Das algerische Volk und die Jugendorganisationen UNJA und UNEA haben uns dafür den Platz geboten und für diese Einladung sind wir dankbar. Den Widerspruch, die kämpfende Jugend der Welt einzuladen und gleichzeitig auf den Protest der eigenen Jugend und Studierenden mit Repression und Schüssen zu reagieren, muss Algerien selbst auflösen. Und dazu fordern wir auf. Wir wollen in Algerien auch mit der Jugend des Landes diskutieren. Und wir sehen unsere Teilnahme an den Weltfestspielen auch als Zeichen unseres Protestes gegen die imperialistische Einmischung in Algerien, die einen Großteil der wirtschaftlichen Situation – also auch der Probleme Jugendlicher in Algerien – mit verursacht hat.

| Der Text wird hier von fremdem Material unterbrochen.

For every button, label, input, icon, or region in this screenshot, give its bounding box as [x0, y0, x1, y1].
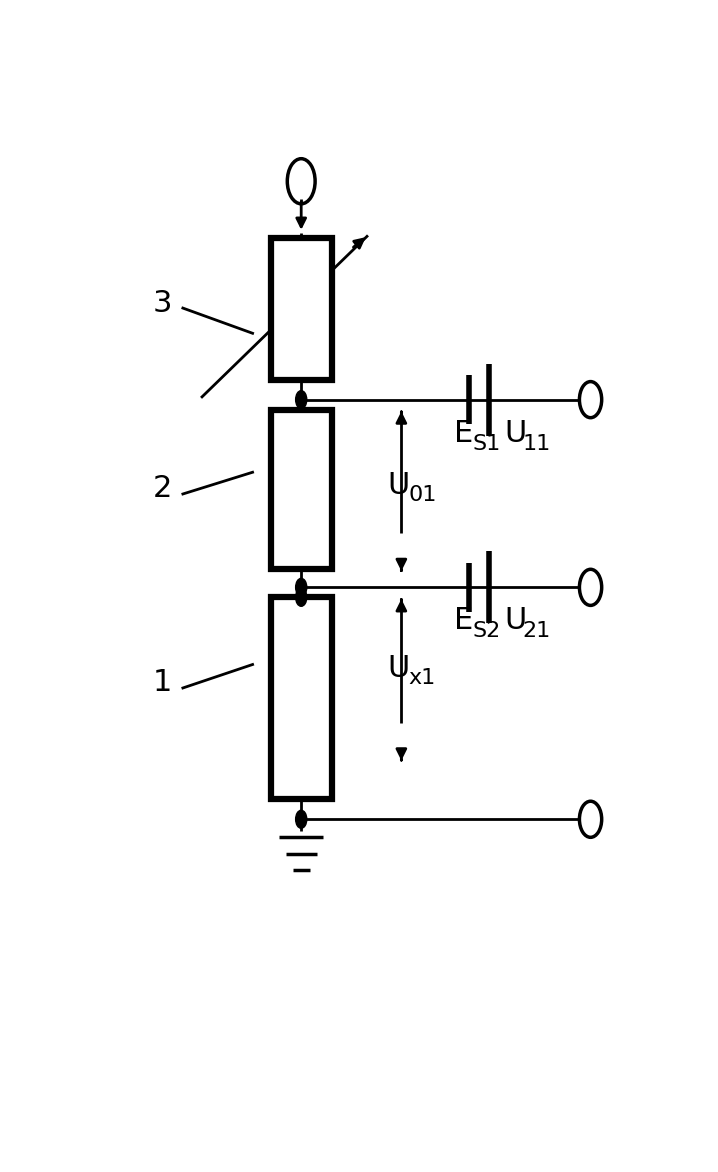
Text: U: U: [388, 471, 410, 500]
Text: x1: x1: [408, 668, 435, 688]
Text: 01: 01: [408, 485, 437, 505]
Text: 21: 21: [523, 621, 551, 641]
Text: U: U: [504, 420, 526, 449]
Text: E: E: [454, 606, 473, 635]
Circle shape: [296, 390, 307, 409]
Text: S2: S2: [472, 621, 501, 641]
Text: 3: 3: [152, 288, 172, 318]
Text: E: E: [454, 420, 473, 449]
Text: S1: S1: [472, 434, 501, 454]
Bar: [271, 238, 332, 380]
Text: U: U: [388, 654, 410, 683]
Text: 2: 2: [152, 473, 172, 503]
Circle shape: [296, 810, 307, 829]
Circle shape: [296, 588, 307, 606]
Bar: [271, 598, 332, 799]
Circle shape: [296, 578, 307, 597]
Bar: [271, 409, 332, 570]
Text: U: U: [504, 606, 526, 635]
Text: 1: 1: [152, 668, 172, 696]
Text: 11: 11: [523, 434, 551, 454]
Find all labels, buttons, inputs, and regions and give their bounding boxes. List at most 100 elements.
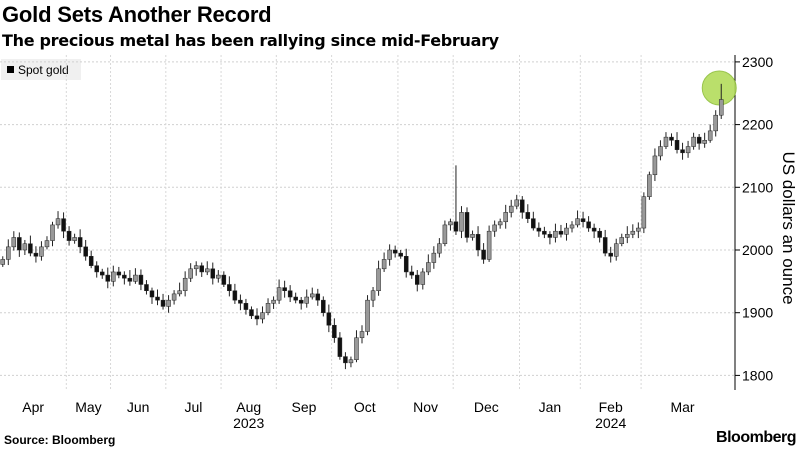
candle-body [696,136,702,144]
candle-body [591,227,597,232]
candle-body [669,136,674,141]
candle-body [415,274,420,285]
candle-body [265,303,271,313]
candle-body [94,265,99,273]
x-tick-label: Mar [670,399,694,415]
x-tick-label: Aug [236,399,261,415]
candle-body [448,221,453,226]
candle-body [409,271,414,276]
candle-body [702,140,707,144]
candle-body [348,359,354,364]
candle-body [227,284,232,292]
candle-body [243,303,249,310]
candle-body [238,299,243,304]
candle-body [122,274,127,279]
candle-body [492,224,497,232]
y-tick-label: 2100 [742,179,773,195]
x-tick-label: Sep [292,399,317,415]
y-tick-label: 1800 [742,367,773,383]
candle-body [630,230,636,235]
chart-subtitle: The precious metal has been rallying sin… [2,31,499,50]
candle-body [221,274,227,285]
candle-body [542,230,547,235]
x-tick-label: Jun [127,399,150,415]
candle-body [50,224,55,241]
candle-body [370,290,376,301]
candle-body [310,293,315,298]
candle-body [116,271,122,276]
source-note: Source: Bloomberg [4,433,116,447]
candle-body [315,293,321,301]
candle-body [326,312,332,326]
candle-body [83,246,88,257]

Mit den Auseinandersetzungen in Algerien wächst bei Teilen der etablierten Parteien Algeriens wie auch in der EU und der NATO der Ruf nach imperialistischer Intervention „zur Verteidigung der Menschenrechte“. Wir stellen fest, dass eine Intervention der NATO und/oder der EU keine Lösung sein kann, sondern die Unterdrückung und Ausbeutung der algerischen Bevölkerung nur verschärfen würde. Eine Lösung der hinter der Konfrontation in Algerien stehenden wirtschaftlichen, sozialen und kulturellen Widersprüche kann nur gegen den Imperialismus und seine Handlanger, niemals durch oder mit ihm erreicht werden.

Auf zu den Weltfestspielen – trotz alledem!
Solidarität mit den kämpfenden Jugendlichen und Studierenden Algeriens!